With the right design SharePoint can be an extremely useful, and totally appropriate, interface for accessing and disseminating the inputs and outputs of such an effort. It can store and present this data with all of the requisite benefits one would expect from a collaborative platform. Certainly there’s a world of work involved in doing something like this but the key point is that the right tool for the right job mantra works here. “All” you need is:

  • IIS
  • .NET
  • SharePoint
  • PowerShell
  • Visual Studio
  • SQL
  • Skill

Opera Unite – a perspective change from the centralized model used by SharePoint?

Opera Unite, a web browser melded with a web server. Now there’s a novel concept.

Opera Unite allows you to share your files, stream music, host sites, and communicate real time with people. The suite of services, that’s what they literally are, are comprehensive.

  • File Sharing
  • Photo Sharing
  • The Lounge
  • Fridge
  • Media Player
  • Web Server
  • and more…

But there’s a problem with it. A very big problem that I suspect Opera Marketing are all too aware of. Although Opera Unite claims to “directly link people’s personal computers together,” to use it you must have an account on Opera’s servers. Once you have that all of your exchanges pass through Opera’s servers first. Sure, that’s an effective way to get around technical difficulties such as NAT, firewalls, etc, but the big issue is that it makes Opera the intermediary in your social interactions — not Facebook, not MySpace, but Opera. Think it through. Stepping past all the hype, the benchmarks*, etc. you have just another lockin scenario. Opera is up you’re up. Sure your stuff is on your machine but it can only be accessed via Opera the domain.

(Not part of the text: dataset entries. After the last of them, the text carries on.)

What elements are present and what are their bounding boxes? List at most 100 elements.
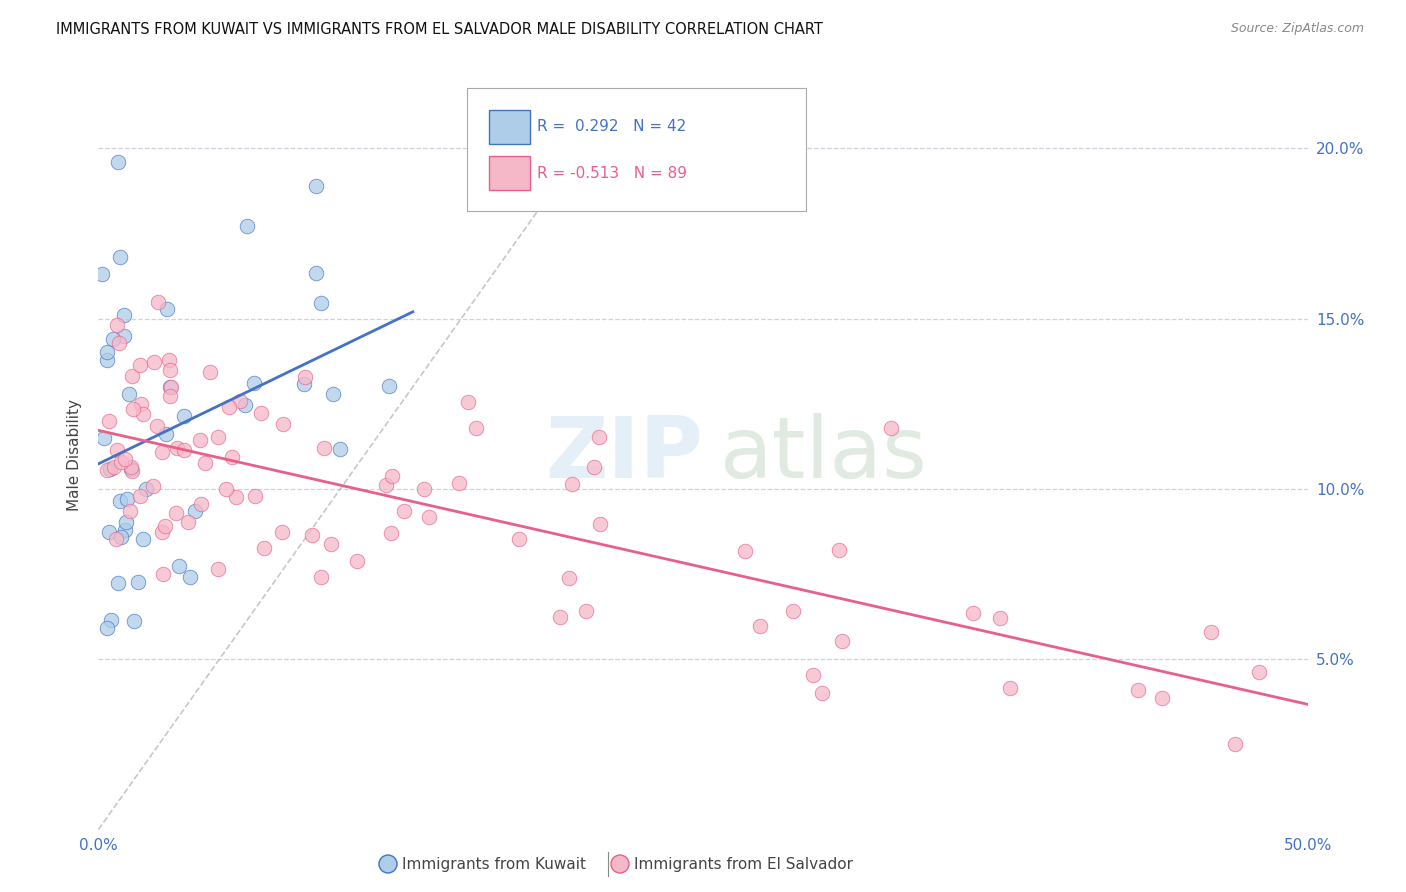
Point	[118, 386, 141, 401]
Point	[294, 370, 316, 384]
Point	[146, 418, 169, 433]
Text: atlas: atlas	[720, 413, 928, 497]
Point	[179, 570, 201, 584]
Point	[194, 456, 217, 470]
Point	[112, 308, 135, 322]
Point	[159, 389, 181, 403]
Circle shape	[380, 855, 396, 873]
Point	[301, 527, 323, 541]
Point	[107, 575, 129, 590]
Point	[508, 532, 530, 546]
Point	[380, 525, 402, 540]
Point	[156, 301, 179, 316]
Point	[811, 686, 834, 700]
Point	[271, 417, 294, 431]
Point	[309, 570, 332, 584]
Point	[108, 335, 131, 350]
Point	[159, 380, 181, 394]
Point	[292, 376, 315, 391]
Point	[103, 459, 125, 474]
Point	[582, 459, 605, 474]
Point	[157, 352, 180, 367]
Point	[782, 604, 804, 618]
Point	[1249, 665, 1271, 679]
Point	[253, 541, 276, 555]
Point	[173, 409, 195, 423]
Point	[828, 543, 851, 558]
Point	[207, 430, 229, 444]
Point	[98, 462, 121, 476]
Point	[152, 567, 174, 582]
Point	[118, 504, 141, 518]
Point	[375, 478, 398, 492]
Point	[108, 251, 131, 265]
Point	[304, 266, 326, 280]
Text: R =  0.292   N = 42: R = 0.292 N = 42	[537, 120, 686, 134]
Point	[831, 633, 853, 648]
Point	[236, 219, 259, 234]
Point	[120, 460, 142, 475]
Point	[188, 433, 211, 447]
Point	[159, 363, 181, 377]
Point	[801, 668, 824, 682]
Point	[561, 477, 583, 491]
Point	[153, 518, 176, 533]
Y-axis label: Male Disability: Male Disability	[67, 399, 83, 511]
Point	[305, 179, 328, 194]
Text: IMMIGRANTS FROM KUWAIT VS IMMIGRANTS FROM EL SALVADOR MALE DISABILITY CORRELATIO: IMMIGRANTS FROM KUWAIT VS IMMIGRANTS FRO…	[56, 22, 823, 37]
Point	[270, 524, 292, 539]
Point	[314, 441, 336, 455]
Point	[1128, 682, 1150, 697]
FancyBboxPatch shape	[467, 87, 806, 211]
Point	[418, 509, 440, 524]
Point	[105, 318, 128, 333]
Point	[173, 442, 195, 457]
Point	[1223, 738, 1246, 752]
Point	[93, 431, 115, 445]
Point	[166, 441, 188, 455]
Point	[962, 606, 984, 620]
Point	[159, 380, 181, 394]
Point	[346, 554, 368, 568]
Text: R = -0.513   N = 89: R = -0.513 N = 89	[537, 166, 688, 181]
Point	[97, 524, 120, 539]
Point	[146, 294, 169, 309]
Point	[879, 420, 901, 434]
Point	[249, 406, 271, 420]
Point	[322, 387, 344, 401]
Point	[110, 455, 132, 469]
Point	[215, 482, 238, 496]
Point	[221, 450, 243, 464]
Point	[97, 414, 120, 428]
Point	[988, 610, 1011, 624]
Point	[449, 475, 471, 490]
Text: Immigrants from Kuwait: Immigrants from Kuwait	[402, 856, 586, 871]
Point	[150, 444, 173, 458]
Point	[165, 507, 187, 521]
Point	[120, 461, 142, 475]
Point	[998, 681, 1021, 695]
Point	[548, 610, 571, 624]
Point	[121, 368, 143, 383]
Point	[177, 515, 200, 529]
Point	[319, 536, 342, 550]
Circle shape	[612, 855, 628, 873]
Point	[412, 482, 434, 496]
Point	[589, 516, 612, 531]
Point	[184, 504, 207, 518]
FancyBboxPatch shape	[489, 156, 530, 190]
Point	[557, 570, 579, 584]
Point	[135, 482, 157, 496]
Point	[142, 479, 165, 493]
Point	[128, 358, 150, 372]
Point	[225, 491, 247, 505]
Point	[218, 401, 240, 415]
Point	[457, 395, 479, 409]
Point	[1152, 690, 1174, 705]
Point	[381, 469, 404, 483]
Point	[243, 489, 266, 503]
Point	[734, 543, 756, 558]
Point	[748, 618, 770, 632]
Text: ZIP: ZIP	[546, 413, 703, 497]
Text: Source: ZipAtlas.com: Source: ZipAtlas.com	[1230, 22, 1364, 36]
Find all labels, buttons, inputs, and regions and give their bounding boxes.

Is there a way around this? Do we need a way around this? Yes, it would be possible to create a swarm and find your friends, but what happens when your computer is down and somebody wants to access your content. Nothing.

*Benchmarks

Excerpt from http://unitehowto.com/Performance below. Take them in context.

Opera Unite uses very smart file I/O! Even if you save data to file each request (simplest, but stupidest way to do it) – it still can push out very impressive 744 requests/second! (It probably means that this data is saved to memory and dumped only sometimes, smart move!)

It seems like Opera uses 13 threads (seems like a soft limit, but unchangeable). 13 concurrent connections max out @ 810req/s, 1.23ms processing time.

For comparison:

PHP+Apache(+MySQL) is almost 2 times faster than peak Unite performance.

Compiled C++ web server (MadFish WebToolkit ) is only 6 times faster than Opera Unite, but that is compiled raw C++.

nginx (one of the fastest Web Servers available) is only 5 times faster than Opera Unite (clocked at 4900 req/s in raw C++) “Welcome to nginx” cycle (no I/O or scripting).